WHAT IS SOMETHING THAT MOST PEOPLE DON’T KNOW ABOUT CRAZY HORSE?
A Crazy Horse girl doesn’t actually get to choose her own stage-name. During her training period, the artistic director, along with the show’s managers, gets to know her, her personality, what she likes, where she’s from, her favourite pastimes besides performing, and of course her passions. Then, right before the première, right before the curtain opens on her first show, she gets her stage name.
WHAT IS YOUR DREAM PERFORMANCE OR STAGE?
Going on a world tour with a pop artist is definitely something that’s on my bucket list! I really love to travel. And it’s how I fell in love with the stage at a young age – touring with the Caracalla Dance theatre from 2016 to 2018. And of course, I also loved touring with Crazy Horse last year.

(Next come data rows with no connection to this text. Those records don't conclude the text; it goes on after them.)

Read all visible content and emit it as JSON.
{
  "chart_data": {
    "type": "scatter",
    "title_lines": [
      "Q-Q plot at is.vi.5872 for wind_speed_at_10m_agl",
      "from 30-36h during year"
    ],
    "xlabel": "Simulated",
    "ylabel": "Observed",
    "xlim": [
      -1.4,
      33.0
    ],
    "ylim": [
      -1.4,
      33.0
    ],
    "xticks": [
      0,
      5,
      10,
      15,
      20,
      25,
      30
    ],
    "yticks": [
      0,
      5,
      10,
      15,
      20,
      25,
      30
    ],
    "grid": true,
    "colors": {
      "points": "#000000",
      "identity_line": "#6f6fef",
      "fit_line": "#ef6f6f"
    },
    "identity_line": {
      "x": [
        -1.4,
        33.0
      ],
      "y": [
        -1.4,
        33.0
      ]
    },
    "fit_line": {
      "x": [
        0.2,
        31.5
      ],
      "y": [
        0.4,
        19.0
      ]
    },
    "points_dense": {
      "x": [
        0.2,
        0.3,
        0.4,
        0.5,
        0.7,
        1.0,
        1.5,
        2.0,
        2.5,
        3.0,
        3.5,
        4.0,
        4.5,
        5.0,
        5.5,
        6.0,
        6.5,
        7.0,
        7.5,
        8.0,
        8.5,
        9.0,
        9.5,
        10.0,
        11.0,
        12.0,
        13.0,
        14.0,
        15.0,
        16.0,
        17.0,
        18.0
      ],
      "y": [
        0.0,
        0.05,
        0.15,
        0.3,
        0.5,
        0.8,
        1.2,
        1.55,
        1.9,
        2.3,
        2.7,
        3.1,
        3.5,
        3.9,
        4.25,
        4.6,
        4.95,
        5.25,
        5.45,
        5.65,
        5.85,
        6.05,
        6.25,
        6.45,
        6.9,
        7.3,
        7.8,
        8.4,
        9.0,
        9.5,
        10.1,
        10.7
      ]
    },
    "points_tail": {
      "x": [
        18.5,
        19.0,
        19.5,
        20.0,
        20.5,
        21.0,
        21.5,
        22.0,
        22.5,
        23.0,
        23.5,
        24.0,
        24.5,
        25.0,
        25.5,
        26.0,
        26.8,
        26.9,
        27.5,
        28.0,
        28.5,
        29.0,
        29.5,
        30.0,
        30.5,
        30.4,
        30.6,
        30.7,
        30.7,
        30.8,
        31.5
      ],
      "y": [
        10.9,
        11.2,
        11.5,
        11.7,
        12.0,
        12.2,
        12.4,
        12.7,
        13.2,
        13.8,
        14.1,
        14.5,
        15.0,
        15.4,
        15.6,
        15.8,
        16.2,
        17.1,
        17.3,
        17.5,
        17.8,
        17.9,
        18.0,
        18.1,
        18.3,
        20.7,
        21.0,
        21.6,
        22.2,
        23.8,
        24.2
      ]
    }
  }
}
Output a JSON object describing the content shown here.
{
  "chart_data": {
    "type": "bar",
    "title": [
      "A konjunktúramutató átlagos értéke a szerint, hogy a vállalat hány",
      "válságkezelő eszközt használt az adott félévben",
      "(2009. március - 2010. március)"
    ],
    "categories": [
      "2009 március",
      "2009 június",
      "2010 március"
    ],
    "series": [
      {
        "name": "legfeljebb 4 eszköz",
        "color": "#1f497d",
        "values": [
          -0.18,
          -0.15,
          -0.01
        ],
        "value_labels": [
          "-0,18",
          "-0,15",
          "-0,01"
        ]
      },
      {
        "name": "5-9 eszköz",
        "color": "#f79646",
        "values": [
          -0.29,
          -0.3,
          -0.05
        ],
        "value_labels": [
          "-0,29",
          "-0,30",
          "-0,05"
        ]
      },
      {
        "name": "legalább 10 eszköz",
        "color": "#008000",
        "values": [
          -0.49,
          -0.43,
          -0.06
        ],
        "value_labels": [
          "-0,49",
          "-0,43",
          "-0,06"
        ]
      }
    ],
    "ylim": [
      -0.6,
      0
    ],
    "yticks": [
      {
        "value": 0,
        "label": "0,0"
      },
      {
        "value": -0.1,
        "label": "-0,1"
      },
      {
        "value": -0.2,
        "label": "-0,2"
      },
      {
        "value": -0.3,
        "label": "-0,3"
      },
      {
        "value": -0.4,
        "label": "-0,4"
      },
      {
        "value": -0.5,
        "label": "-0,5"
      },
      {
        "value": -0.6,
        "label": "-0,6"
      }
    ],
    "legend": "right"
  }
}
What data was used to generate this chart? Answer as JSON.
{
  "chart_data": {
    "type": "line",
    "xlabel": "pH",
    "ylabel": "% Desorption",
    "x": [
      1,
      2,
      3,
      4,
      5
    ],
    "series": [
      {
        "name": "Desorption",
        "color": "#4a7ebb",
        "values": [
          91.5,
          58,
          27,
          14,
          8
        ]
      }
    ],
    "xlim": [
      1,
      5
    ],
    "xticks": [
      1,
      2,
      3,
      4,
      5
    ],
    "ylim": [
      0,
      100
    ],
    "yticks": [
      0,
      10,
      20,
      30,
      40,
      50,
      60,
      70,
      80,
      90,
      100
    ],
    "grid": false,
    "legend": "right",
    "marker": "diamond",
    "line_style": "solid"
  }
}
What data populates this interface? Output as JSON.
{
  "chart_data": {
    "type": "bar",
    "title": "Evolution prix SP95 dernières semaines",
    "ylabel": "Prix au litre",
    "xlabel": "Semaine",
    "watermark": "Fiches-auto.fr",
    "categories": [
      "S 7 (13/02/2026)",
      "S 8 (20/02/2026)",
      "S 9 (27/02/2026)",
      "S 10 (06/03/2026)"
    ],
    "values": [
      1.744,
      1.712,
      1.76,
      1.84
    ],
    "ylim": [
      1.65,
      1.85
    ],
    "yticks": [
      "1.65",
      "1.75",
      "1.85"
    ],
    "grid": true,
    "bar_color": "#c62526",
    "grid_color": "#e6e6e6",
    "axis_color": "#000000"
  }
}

WOULD YOU LIKE TO BRING THE ART OF CABARET TO LEBANON?
Lebanon is a country where every form of art is present, and I truly think that the Lebanese people will fall in love with cabaret – the true essence of it. In fact, the Crazy Horse de Paris already performed once in Lebanon, back in 2007, with the tour show ‘Forever Crazy’.
Unfortunately, now, the situation in Lebanon does not allow for new artistic projects to be created. In my opinion it is essential that we focus on getting our country back. The Lebanese people have had enough – they have had to endure way too much sadness and pain. And maybe, when the warlords who currently rule the country have been removed from power, then we can start thinking of a plan to help artists in Lebanon.
A dream of mine is to create a show and produce it in Lebanon. But that awaits better days, and a new government! #kellonyaanekellon.